Processing of Audio Recordings and Feature Extraction for Machine Learning
摘要
This study presents a comprehensive framework for the automated analysis of emotional tone in video lectures, combining modern audio-processing libraries, feature-extraction techniques, and supervised classification methods. We evaluated open-source tools—Librosa for spectral and cepstral analysis, Praat for phonetic parameters, and PyDub for flexible audio manipulation—to extract over 100 acoustic features, including Mel-Frequency Cepstral Coefficients (MFCCs), chroma statistics, signal-strength metrics (maximum, mean, and average loudness), and prosodic cues such as pitch and intensity. Unsupervised clustering with K-Means on both spectral and signal-strength feature subsets achieved initial cluster accuracies of up to 90% for non-emotional and 79% for emotional segments.
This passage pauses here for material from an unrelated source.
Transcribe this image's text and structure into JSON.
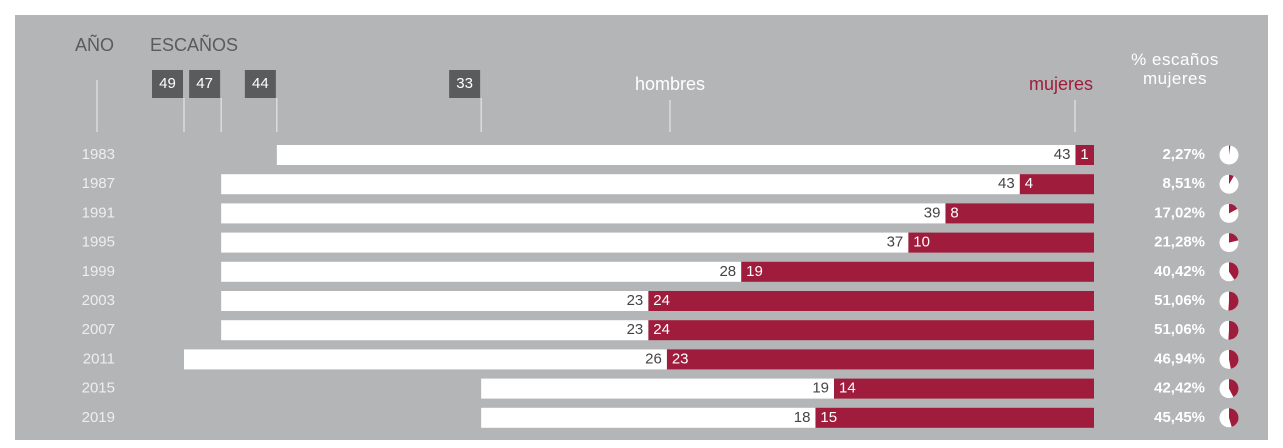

Building on these results, we trained a Support Vector Machine (SVM) with an Radial Basis Function (RBF) kernel on selected feature subsets, obtaining a baseline classification accuracy of 83% on unseen data, which improved to 89% upon inclusion of additional MFCC coefficients. To streamline the labor-intensive annotation process, we developed a web-based tool using Wavesurfer with customizable hotkeys, reducing manual tagging time. Our findings demonstrate that combining spectral, chromatic, and signal-strength features with SVM classification provides a robust approach for detecting emotional fragments in lectures. These results have important implications for enhancing pedagogical feedback systems and student engagement, and point toward future extensions involving deep-learning models and real-time analysis.